From Georges Bataille, The Accursed Share
I will simply state, without further ado, that the extension of economic growth itself requires the overturning of economic principles—the overturning of the ethics that grounds them. Changing from the perspectives of restrictive economy to those of general economy actually accomplishes a Copernican transformation: a reversal of thinking—and of ethics. If a part of wealth (subject to a rough estimate) is doomed to destruction or at least to unproductive use without any possible profit, it is logical, even inescapable, to surrender commodities without return. Henceforth, leaving aside pure and simple dissipation, analogous to the construction of the Pyramids, the possibility of pursuing growth is itself subordinated to giving: The industrial development of the entire world demands of Americans that they lucidly grasp the necessity, for an economy such as theirs, of having a margin of profitless operations. An immense industrial network cannot be managed in the same way that one changes a tire... It expresses a circuit of cosmic energy on which it depends, which it cannot limit, and whose laws it cannot ignore without consequences. Woe to those who, to the very end, insist on regulating the movement that exceeds them with the narrow mind of the mechanic who changes a tire.
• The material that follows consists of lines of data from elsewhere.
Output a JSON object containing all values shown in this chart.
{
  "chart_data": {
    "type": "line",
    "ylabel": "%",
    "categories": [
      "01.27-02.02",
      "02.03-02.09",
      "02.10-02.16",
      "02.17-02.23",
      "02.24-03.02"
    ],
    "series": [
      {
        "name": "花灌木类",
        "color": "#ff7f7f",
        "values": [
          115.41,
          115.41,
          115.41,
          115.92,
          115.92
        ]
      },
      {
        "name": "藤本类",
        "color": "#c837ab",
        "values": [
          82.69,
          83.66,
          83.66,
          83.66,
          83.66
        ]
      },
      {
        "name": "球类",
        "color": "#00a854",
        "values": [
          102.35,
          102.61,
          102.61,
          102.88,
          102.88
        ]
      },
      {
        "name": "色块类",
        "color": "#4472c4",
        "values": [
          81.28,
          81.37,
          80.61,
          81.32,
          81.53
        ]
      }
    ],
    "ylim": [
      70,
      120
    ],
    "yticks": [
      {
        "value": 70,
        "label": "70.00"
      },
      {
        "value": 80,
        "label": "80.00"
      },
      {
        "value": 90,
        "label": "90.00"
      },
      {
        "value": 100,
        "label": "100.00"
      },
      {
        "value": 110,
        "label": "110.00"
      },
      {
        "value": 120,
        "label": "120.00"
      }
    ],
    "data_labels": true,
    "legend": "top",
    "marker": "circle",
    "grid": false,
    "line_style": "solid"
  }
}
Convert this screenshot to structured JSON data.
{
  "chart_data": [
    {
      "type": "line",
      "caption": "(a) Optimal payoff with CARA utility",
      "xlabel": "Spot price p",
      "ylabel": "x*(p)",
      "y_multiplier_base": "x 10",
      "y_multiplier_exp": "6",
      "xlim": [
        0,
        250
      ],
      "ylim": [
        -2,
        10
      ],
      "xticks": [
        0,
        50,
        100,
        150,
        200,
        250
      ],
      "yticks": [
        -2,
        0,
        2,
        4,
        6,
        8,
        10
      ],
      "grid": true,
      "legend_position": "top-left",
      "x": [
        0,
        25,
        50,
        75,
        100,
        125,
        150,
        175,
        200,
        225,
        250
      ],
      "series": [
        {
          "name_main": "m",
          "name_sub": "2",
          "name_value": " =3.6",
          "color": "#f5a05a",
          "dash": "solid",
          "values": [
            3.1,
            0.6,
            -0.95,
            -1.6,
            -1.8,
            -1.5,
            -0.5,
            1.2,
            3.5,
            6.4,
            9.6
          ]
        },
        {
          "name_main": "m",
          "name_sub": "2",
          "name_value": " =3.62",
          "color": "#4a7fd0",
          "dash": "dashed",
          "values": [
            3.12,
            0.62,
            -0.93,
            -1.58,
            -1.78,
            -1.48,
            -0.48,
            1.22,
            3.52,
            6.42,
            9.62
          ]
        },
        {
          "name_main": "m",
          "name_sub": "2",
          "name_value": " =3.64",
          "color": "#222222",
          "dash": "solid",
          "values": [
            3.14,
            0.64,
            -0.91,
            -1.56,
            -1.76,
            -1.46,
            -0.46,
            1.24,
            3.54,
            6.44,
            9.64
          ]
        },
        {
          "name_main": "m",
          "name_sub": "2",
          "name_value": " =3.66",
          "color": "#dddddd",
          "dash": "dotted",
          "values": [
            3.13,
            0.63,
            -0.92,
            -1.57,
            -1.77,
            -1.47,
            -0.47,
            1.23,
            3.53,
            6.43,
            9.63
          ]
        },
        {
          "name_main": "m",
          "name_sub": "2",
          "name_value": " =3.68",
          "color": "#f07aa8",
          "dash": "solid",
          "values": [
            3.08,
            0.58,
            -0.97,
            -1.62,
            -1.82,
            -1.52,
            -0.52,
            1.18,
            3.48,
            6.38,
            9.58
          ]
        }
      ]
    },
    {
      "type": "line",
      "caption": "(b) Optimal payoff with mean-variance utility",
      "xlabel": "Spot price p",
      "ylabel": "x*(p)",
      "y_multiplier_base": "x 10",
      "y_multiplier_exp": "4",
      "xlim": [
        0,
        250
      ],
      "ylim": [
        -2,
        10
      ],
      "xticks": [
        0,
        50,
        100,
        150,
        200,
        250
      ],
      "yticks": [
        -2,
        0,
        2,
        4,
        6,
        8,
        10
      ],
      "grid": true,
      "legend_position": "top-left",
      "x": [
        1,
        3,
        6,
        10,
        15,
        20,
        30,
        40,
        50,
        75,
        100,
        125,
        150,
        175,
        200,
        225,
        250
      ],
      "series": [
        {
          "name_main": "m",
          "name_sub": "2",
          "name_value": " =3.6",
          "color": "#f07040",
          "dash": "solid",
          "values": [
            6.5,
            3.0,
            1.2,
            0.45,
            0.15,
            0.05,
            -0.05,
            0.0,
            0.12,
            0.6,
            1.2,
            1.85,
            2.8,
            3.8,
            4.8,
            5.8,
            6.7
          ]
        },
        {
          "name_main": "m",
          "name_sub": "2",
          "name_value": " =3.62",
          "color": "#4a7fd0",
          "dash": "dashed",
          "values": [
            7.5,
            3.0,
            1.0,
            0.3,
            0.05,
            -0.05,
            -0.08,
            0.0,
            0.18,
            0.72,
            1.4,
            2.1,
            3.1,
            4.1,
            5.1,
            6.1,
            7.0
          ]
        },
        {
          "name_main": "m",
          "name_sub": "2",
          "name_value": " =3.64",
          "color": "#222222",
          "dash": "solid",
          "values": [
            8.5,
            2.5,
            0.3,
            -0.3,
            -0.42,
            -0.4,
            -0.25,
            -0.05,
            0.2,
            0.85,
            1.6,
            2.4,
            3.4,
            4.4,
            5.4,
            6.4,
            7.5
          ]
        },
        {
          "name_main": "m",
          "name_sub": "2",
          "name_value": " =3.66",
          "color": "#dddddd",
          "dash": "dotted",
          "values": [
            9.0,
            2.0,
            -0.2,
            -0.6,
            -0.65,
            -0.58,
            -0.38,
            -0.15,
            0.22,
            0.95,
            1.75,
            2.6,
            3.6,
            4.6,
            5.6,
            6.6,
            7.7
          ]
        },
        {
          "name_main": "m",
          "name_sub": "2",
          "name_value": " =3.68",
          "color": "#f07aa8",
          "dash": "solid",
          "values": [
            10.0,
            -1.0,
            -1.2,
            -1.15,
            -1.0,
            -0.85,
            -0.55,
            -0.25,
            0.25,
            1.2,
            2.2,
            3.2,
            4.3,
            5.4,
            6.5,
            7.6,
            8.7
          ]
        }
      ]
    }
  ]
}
From Putting Global Capitalism in Its Place: Economic Hybridity, Bataille, and Ritual Expenditure, by Mayfair Mei‐hui Yang: 
What [Bataille] proposed in his enigmatic and mesmerizing book The Accursed Share was that, in our modern capitalist productivism, we have lost sight of this fundamental law of physics and material existence: that the surplus energy and wealth left over after the basic conditions for subsistence, reproduction, and growth have been satisfied must be expended. If this energy is not destroyed, it will erupt of its own in an uncontrolled explosion such as war. Given the tremendous productive power of modern industrial society and the fact that its productivist ethos has cut off virtually all traditional avenues of ritual and festive expenditures, energy surpluses have been redirected to military expenditures for modern warfare on a scale unknown in traditional societies. Bataille thought that the incessant growth machine that is the post-World War II U.S. economy could be deflected from a catastrophic expenditure on violent warfare only by potlatching the entire national economy. In giving away its excess wealth to poorer nations, as in the Marshall Plan to rebuild war-torn Europe, the United States could engage in a nonmilitary rivalry for prestige and influence with the Soviet Union, that other center of industrial modernity’s radical reduction of nonproductive expenditure.14 Thus, Bataille wished to resuscitate an important dimension of the economy, nonproductive expenditure, that has all but disappeared in both capitalist and state socialist modernity.